Arata Isozaki


Arata Isozaki was born in Ōita on the Japanese island of Kyushu before the start of World War II and was 14 when Hiroshima and Nagasaki were bombed.

He graduated in 1954 from the Architecture Department of the Tokyo University of Engineering and began his career with an apprenticeship under the guidance of Kenzo Tange. He founded Arata Isozaki & Associates in 1963, subsequent to the Allied occupation, as Japan regained its sovereignty and began reconstruction amidst political, economic and cultural uncertainty. His work began locally, with buildings in his home town and Fukuoka, rapidly expanding to Gunma, Osaka and Tokyo. Isozaki demonstrated a worldview far ahead of its time that facilitated dialogue between East and West. In the 1980s he emerged as an international name in the field of architecture, with many commissions also overseas. He designed Fuji for Memphis in 1981.

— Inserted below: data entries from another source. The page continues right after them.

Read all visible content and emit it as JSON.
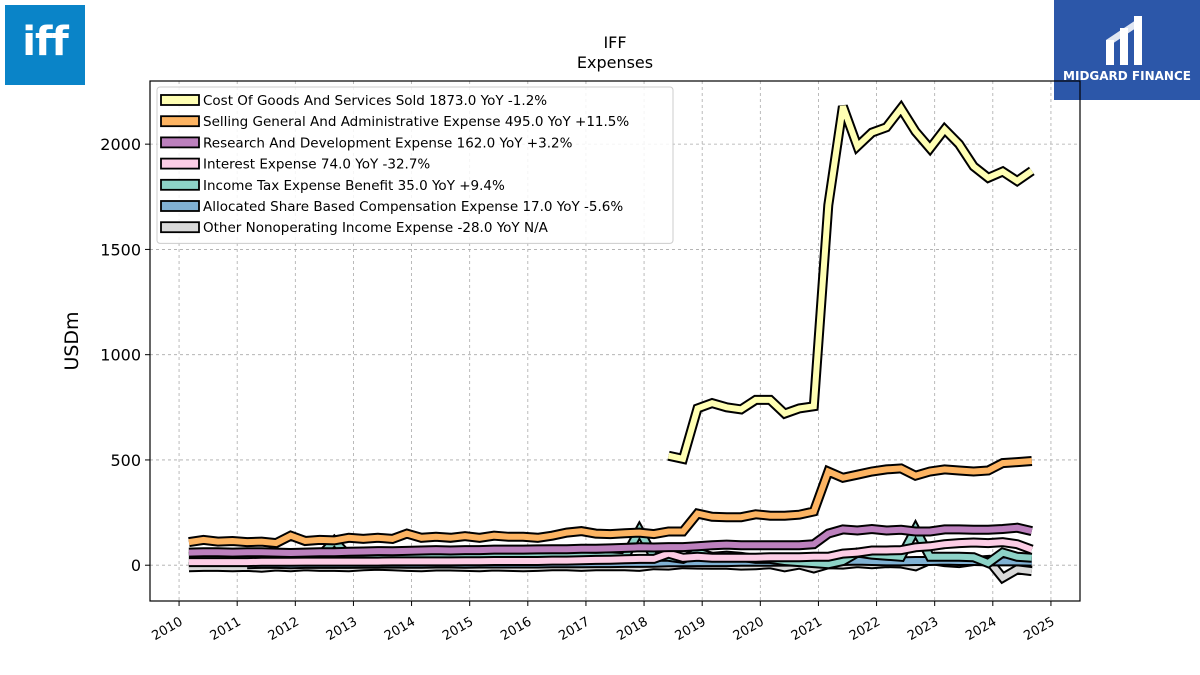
{
  "brand": {
    "left_logo_text": "iff",
    "right_logo_text": "MIDGARD FINANCE",
    "left_color": "#0a84c8",
    "right_color": "#2c57a9"
  },
  "chart_data": {
    "type": "line",
    "title": "IFF",
    "subtitle": "Expenses",
    "xlabel": "",
    "ylabel": "USDm",
    "xlim": [
      2009.5,
      2025.5
    ],
    "ylim": [
      -170,
      2300
    ],
    "yticks": [
      0,
      500,
      1000,
      1500,
      2000
    ],
    "xticks": [
      2010,
      2011,
      2012,
      2013,
      2014,
      2015,
      2016,
      2017,
      2018,
      2019,
      2020,
      2021,
      2022,
      2023,
      2024,
      2025
    ],
    "grid": true,
    "legend_position": "top-left",
    "series": [
      {
        "name": "Cost Of Goods And Services Sold",
        "legend": "Cost Of Goods And Services Sold  1873.0 YoY -1.2%",
        "color": "#ffffb3",
        "x": [
          2018.42,
          2018.67,
          2018.92,
          2019.17,
          2019.42,
          2019.67,
          2019.92,
          2020.17,
          2020.42,
          2020.67,
          2020.92,
          2021.17,
          2021.42,
          2021.67,
          2021.92,
          2022.17,
          2022.42,
          2022.67,
          2022.92,
          2023.17,
          2023.42,
          2023.67,
          2023.92,
          2024.17,
          2024.42,
          2024.67
        ],
        "y": [
          520,
          505,
          745,
          770,
          750,
          740,
          785,
          785,
          720,
          745,
          755,
          1710,
          2180,
          1990,
          2055,
          2080,
          2170,
          2060,
          1980,
          2070,
          2000,
          1895,
          1840,
          1870,
          1825,
          1873
        ]
      },
      {
        "name": "Selling General And Administrative Expense",
        "legend": "Selling General And Administrative Expense  495.0 YoY +11.5%",
        "color": "#fdb462",
        "x": [
          2010.17,
          2010.42,
          2010.67,
          2010.92,
          2011.17,
          2011.42,
          2011.67,
          2011.92,
          2012.17,
          2012.42,
          2012.67,
          2012.92,
          2013.17,
          2013.42,
          2013.67,
          2013.92,
          2014.17,
          2014.42,
          2014.67,
          2014.92,
          2015.17,
          2015.42,
          2015.67,
          2015.92,
          2016.17,
          2016.42,
          2016.67,
          2016.92,
          2017.17,
          2017.42,
          2017.67,
          2017.92,
          2018.17,
          2018.42,
          2018.67,
          2018.92,
          2019.17,
          2019.42,
          2019.67,
          2019.92,
          2020.17,
          2020.42,
          2020.67,
          2020.92,
          2021.17,
          2021.42,
          2021.67,
          2021.92,
          2022.17,
          2022.42,
          2022.67,
          2022.92,
          2023.17,
          2023.42,
          2023.67,
          2023.92,
          2024.17,
          2024.42,
          2024.67
        ],
        "y": [
          110,
          120,
          112,
          115,
          110,
          112,
          105,
          140,
          115,
          120,
          118,
          130,
          125,
          130,
          125,
          150,
          130,
          135,
          130,
          138,
          130,
          140,
          135,
          135,
          130,
          140,
          155,
          162,
          150,
          148,
          152,
          155,
          148,
          160,
          160,
          245,
          230,
          228,
          228,
          242,
          235,
          235,
          240,
          255,
          445,
          415,
          430,
          445,
          455,
          460,
          425,
          445,
          455,
          450,
          445,
          450,
          485,
          490,
          495
        ]
      },
      {
        "name": "Research And Development Expense",
        "legend": "Research And Development Expense  162.0 YoY +3.2%",
        "color": "#bc80bd",
        "x": [
          2010.17,
          2010.42,
          2010.67,
          2010.92,
          2011.17,
          2011.42,
          2011.67,
          2011.92,
          2012.17,
          2012.42,
          2012.67,
          2012.92,
          2013.17,
          2013.42,
          2013.67,
          2013.92,
          2014.17,
          2014.42,
          2014.67,
          2014.92,
          2015.17,
          2015.42,
          2015.67,
          2015.92,
          2016.17,
          2016.42,
          2016.67,
          2016.92,
          2017.17,
          2017.42,
          2017.67,
          2017.92,
          2018.17,
          2018.42,
          2018.67,
          2018.92,
          2019.17,
          2019.42,
          2019.67,
          2019.92,
          2020.17,
          2020.42,
          2020.67,
          2020.92,
          2021.17,
          2021.42,
          2021.67,
          2021.92,
          2022.17,
          2022.42,
          2022.67,
          2022.92,
          2023.17,
          2023.42,
          2023.67,
          2023.92,
          2024.17,
          2024.42,
          2024.67
        ],
        "y": [
          60,
          62,
          62,
          60,
          62,
          62,
          60,
          58,
          60,
          62,
          62,
          64,
          65,
          67,
          66,
          68,
          70,
          72,
          70,
          72,
          72,
          74,
          74,
          74,
          75,
          76,
          76,
          78,
          78,
          80,
          82,
          85,
          84,
          86,
          86,
          90,
          95,
          98,
          95,
          95,
          95,
          95,
          95,
          100,
          150,
          170,
          165,
          172,
          165,
          168,
          160,
          160,
          170,
          170,
          168,
          168,
          172,
          178,
          162
        ]
      },
      {
        "name": "Interest Expense",
        "legend": "Interest Expense  74.0 YoY -32.7%",
        "color": "#fccde5",
        "x": [
          2010.17,
          2010.42,
          2010.67,
          2010.92,
          2011.17,
          2011.42,
          2011.67,
          2011.92,
          2012.17,
          2012.42,
          2012.67,
          2012.92,
          2013.17,
          2013.42,
          2013.67,
          2013.92,
          2014.17,
          2014.42,
          2014.67,
          2014.92,
          2015.17,
          2015.42,
          2015.67,
          2015.92,
          2016.17,
          2016.42,
          2016.67,
          2016.92,
          2017.17,
          2017.42,
          2017.67,
          2017.92,
          2018.17,
          2018.42,
          2018.67,
          2018.92,
          2019.17,
          2019.42,
          2019.67,
          2019.92,
          2020.17,
          2020.42,
          2020.67,
          2020.92,
          2021.17,
          2021.42,
          2021.67,
          2021.92,
          2022.17,
          2022.42,
          2022.67,
          2022.92,
          2023.17,
          2023.42,
          2023.67,
          2023.92,
          2024.17,
          2024.42,
          2024.67
        ],
        "y": [
          15,
          15,
          15,
          15,
          15,
          16,
          16,
          16,
          17,
          17,
          17,
          17,
          17,
          17,
          18,
          18,
          18,
          18,
          18,
          19,
          19,
          20,
          20,
          20,
          20,
          22,
          22,
          24,
          25,
          26,
          28,
          30,
          30,
          55,
          35,
          40,
          35,
          35,
          35,
          35,
          38,
          38,
          38,
          40,
          40,
          55,
          60,
          70,
          70,
          72,
          85,
          90,
          100,
          105,
          108,
          105,
          110,
          100,
          74
        ]
      },
      {
        "name": "Income Tax Expense Benefit",
        "legend": "Income Tax Expense Benefit  35.0 YoY +9.4%",
        "color": "#8dd3c7",
        "x": [
          2010.17,
          2010.42,
          2010.67,
          2010.92,
          2011.17,
          2011.42,
          2011.67,
          2011.92,
          2012.17,
          2012.42,
          2012.67,
          2012.92,
          2013.17,
          2013.42,
          2013.67,
          2013.92,
          2014.17,
          2014.42,
          2014.67,
          2014.92,
          2015.17,
          2015.42,
          2015.67,
          2015.92,
          2016.17,
          2016.42,
          2016.67,
          2016.92,
          2017.17,
          2017.42,
          2017.67,
          2017.92,
          2018.17,
          2018.42,
          2018.67,
          2018.92,
          2019.17,
          2019.42,
          2019.67,
          2019.92,
          2020.17,
          2020.42,
          2020.67,
          2020.92,
          2021.17,
          2021.42,
          2021.67,
          2021.92,
          2022.17,
          2022.42,
          2022.67,
          2022.92,
          2023.17,
          2023.42,
          2023.67,
          2023.92,
          2024.17,
          2024.42,
          2024.67
        ],
        "y": [
          40,
          42,
          44,
          42,
          40,
          40,
          38,
          36,
          40,
          42,
          115,
          42,
          45,
          48,
          45,
          42,
          48,
          50,
          48,
          45,
          48,
          50,
          48,
          45,
          45,
          48,
          45,
          42,
          40,
          42,
          38,
          165,
          40,
          40,
          30,
          60,
          40,
          45,
          40,
          30,
          30,
          20,
          15,
          10,
          5,
          20,
          60,
          50,
          45,
          40,
          170,
          40,
          40,
          40,
          38,
          10,
          60,
          40,
          35
        ]
      },
      {
        "name": "Allocated Share Based Compensation Expense",
        "legend": "Allocated Share Based Compensation Expense  17.0 YoY -5.6%",
        "color": "#80b1d3",
        "x": [
          2011.17,
          2011.42,
          2011.67,
          2011.92,
          2012.17,
          2012.42,
          2012.67,
          2012.92,
          2013.17,
          2013.42,
          2013.67,
          2013.92,
          2014.17,
          2014.42,
          2014.67,
          2014.92,
          2015.17,
          2015.42,
          2015.67,
          2015.92,
          2016.17,
          2016.42,
          2016.67,
          2016.92,
          2017.17,
          2017.42,
          2017.67,
          2017.92,
          2018.17,
          2018.42,
          2018.67,
          2018.92,
          2019.17,
          2019.42,
          2019.67,
          2019.92,
          2020.17,
          2020.42,
          2020.67,
          2020.92,
          2021.17,
          2021.42,
          2021.67,
          2021.92,
          2022.17,
          2022.42,
          2022.67,
          2022.92,
          2023.17,
          2023.42,
          2023.67,
          2023.92,
          2024.17,
          2024.42,
          2024.67
        ],
        "y": [
          5,
          6,
          6,
          5,
          6,
          6,
          7,
          6,
          7,
          7,
          8,
          7,
          7,
          8,
          8,
          7,
          8,
          8,
          8,
          8,
          8,
          9,
          9,
          9,
          10,
          10,
          11,
          11,
          12,
          14,
          14,
          15,
          15,
          15,
          16,
          16,
          16,
          17,
          17,
          18,
          18,
          20,
          22,
          20,
          18,
          18,
          20,
          20,
          22,
          20,
          20,
          18,
          18,
          18,
          17
        ]
      },
      {
        "name": "Other Nonoperating Income Expense",
        "legend": "Other Nonoperating Income Expense  -28.0 YoY N/A",
        "color": "#d9d9d9",
        "x": [
          2010.17,
          2010.42,
          2010.67,
          2010.92,
          2011.17,
          2011.42,
          2011.67,
          2011.92,
          2012.17,
          2012.42,
          2012.67,
          2012.92,
          2013.17,
          2013.42,
          2013.67,
          2013.92,
          2014.17,
          2014.42,
          2014.67,
          2014.92,
          2015.17,
          2015.42,
          2015.67,
          2015.92,
          2016.17,
          2016.42,
          2016.67,
          2016.92,
          2017.17,
          2017.42,
          2017.67,
          2017.92,
          2018.17,
          2018.42,
          2018.67,
          2018.92,
          2019.17,
          2019.42,
          2019.67,
          2019.92,
          2020.17,
          2020.42,
          2020.67,
          2020.92,
          2021.17,
          2021.42,
          2021.67,
          2021.92,
          2022.17,
          2022.42,
          2022.67,
          2022.92,
          2023.17,
          2023.42,
          2023.67,
          2023.92,
          2024.17,
          2024.42,
          2024.67
        ],
        "y": [
          -10,
          -8,
          -8,
          -10,
          -8,
          -12,
          -6,
          -10,
          -5,
          -8,
          -8,
          -10,
          -5,
          -3,
          -5,
          -8,
          -10,
          -6,
          -6,
          -8,
          -10,
          -6,
          -8,
          -10,
          -8,
          -5,
          -5,
          -8,
          -5,
          -4,
          -5,
          -8,
          0,
          -2,
          5,
          3,
          2,
          2,
          -2,
          0,
          5,
          -10,
          3,
          -15,
          5,
          3,
          10,
          5,
          10,
          8,
          -5,
          25,
          15,
          10,
          20,
          25,
          -60,
          -20,
          -28
        ]
      }
    ]
  }
}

Six decades of his work include philosophy, visual art, design, music, film and theatre alongside his iconic buildings. He received the L'Ordre des Arts et des Lettres (1997), the RIBA Gold Medal for architecture (1986), the Golden Lion at the Venice Architecture Biennale for the Japanese Pavilion (1996), and the Order of Merit of the Italian Republic (2007). He was an honorary member of the Royal Academy of Arts (1994) and of the American Academy of Arts and Letters (1998), and of the Japan Arts Academy (2017). Isozaki was visiting professor at several American universities, including: Columbia University, New York; Harvard University, Cambridge, MA and Yale University, New Haven, CT. He lived in Okinawa with offices in Japan, China, Italy and Spain. In 2015, together with Andrea Maffei, he created the Allianz Tower or Isozaki Tower in Milan as part of the redevelopment project of the Citylife district. Also in Italy he built the Palasport Olimpico in Turin in 2006, the new railway station in Bologna in 2020 and the new monumental exit of the Uffizi, still to be completed.

In 2019, a few years before his death in 2022, he was awarded the Pritzker Prize.